The Times then pointed out however that, “Aides to Mr. Trump said the song played at the rally was called “Mirrors,” and it was selected for use in a video that Mr. Trump played at the conservative meeting CPAC and posted on his social media site, Truth Social. But it sounds strikingly like the QAnon theme song.

The Atlantic took a harsher tone.

For some time, the former president has been flirting with the cult—which believes, among other preposterous things, that Democrats are part of a global child-sex-trafficking ring that Trump will ultimately defeat. But lately, that courtship has turned into a consummated marriage, as Trump incorporated QAnon tropes into an Ohio rally and started spreading them on his social-media service,” wrote former Obama DHS appointee Juliette Kayemm for The Atlantic magazine.

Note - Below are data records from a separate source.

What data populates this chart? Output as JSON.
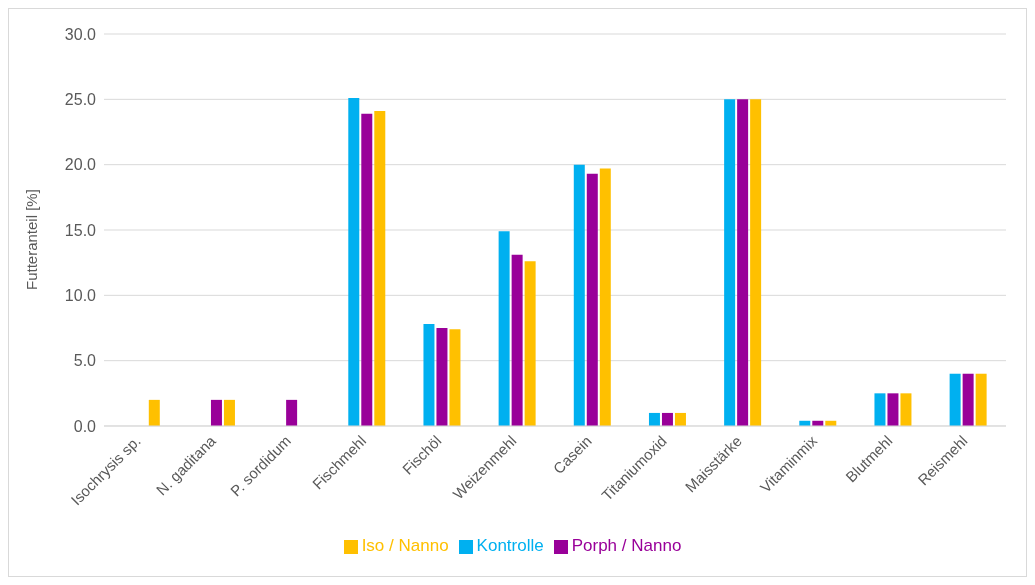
{
  "chart_data": {
    "type": "bar",
    "ylabel": "Futteranteil [%]",
    "categories": [
      "Isochrysis sp.",
      "N. gaditana",
      "P. sordidum",
      "Fischmehl",
      "Fischöl",
      "Weizenmehl",
      "Casein",
      "Titaniumoxid",
      "Maisstärke",
      "Vitaminmix",
      "Blutmehl",
      "Reismehl"
    ],
    "series": [
      {
        "name": "Kontrolle",
        "color": "#00b0f0",
        "values": [
          null,
          null,
          null,
          25.1,
          7.8,
          14.9,
          20.0,
          1.0,
          25.0,
          0.4,
          2.5,
          4.0
        ]
      },
      {
        "name": "Porph / Nanno",
        "color": "#990099",
        "values": [
          null,
          2.0,
          2.0,
          23.9,
          7.5,
          13.1,
          19.3,
          1.0,
          25.0,
          0.4,
          2.5,
          4.0
        ]
      },
      {
        "name": "Iso / Nanno",
        "color": "#ffc000",
        "values": [
          2.0,
          2.0,
          null,
          24.1,
          7.4,
          12.6,
          19.7,
          1.0,
          25.0,
          0.4,
          2.5,
          4.0
        ]
      }
    ],
    "ylim": [
      0,
      30
    ],
    "yticks": [
      {
        "value": 0,
        "label": "0.0"
      },
      {
        "value": 5,
        "label": "5.0"
      },
      {
        "value": 10,
        "label": "10.0"
      },
      {
        "value": 15,
        "label": "15.0"
      },
      {
        "value": 20,
        "label": "20.0"
      },
      {
        "value": 25,
        "label": "25.0"
      },
      {
        "value": 30,
        "label": "30.0"
      }
    ],
    "grid": "y",
    "legend": "bottom"
  }
}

A Trump spokesperson called the theory that the sign was in reference to Qanon  a “dopey conspiracy.”

“As usual, the media is working hand in hand with the Democrats weeks before an election,” said spokesman Taylor Budowich. “It seems like perpetual-failed-candidate Hillary Clinton’s basket of deplorables has run stale, not unlike herself,”  Budowich said. “It’s pathetic, it’s divisive, and it is further cementing her legacy of cringe.”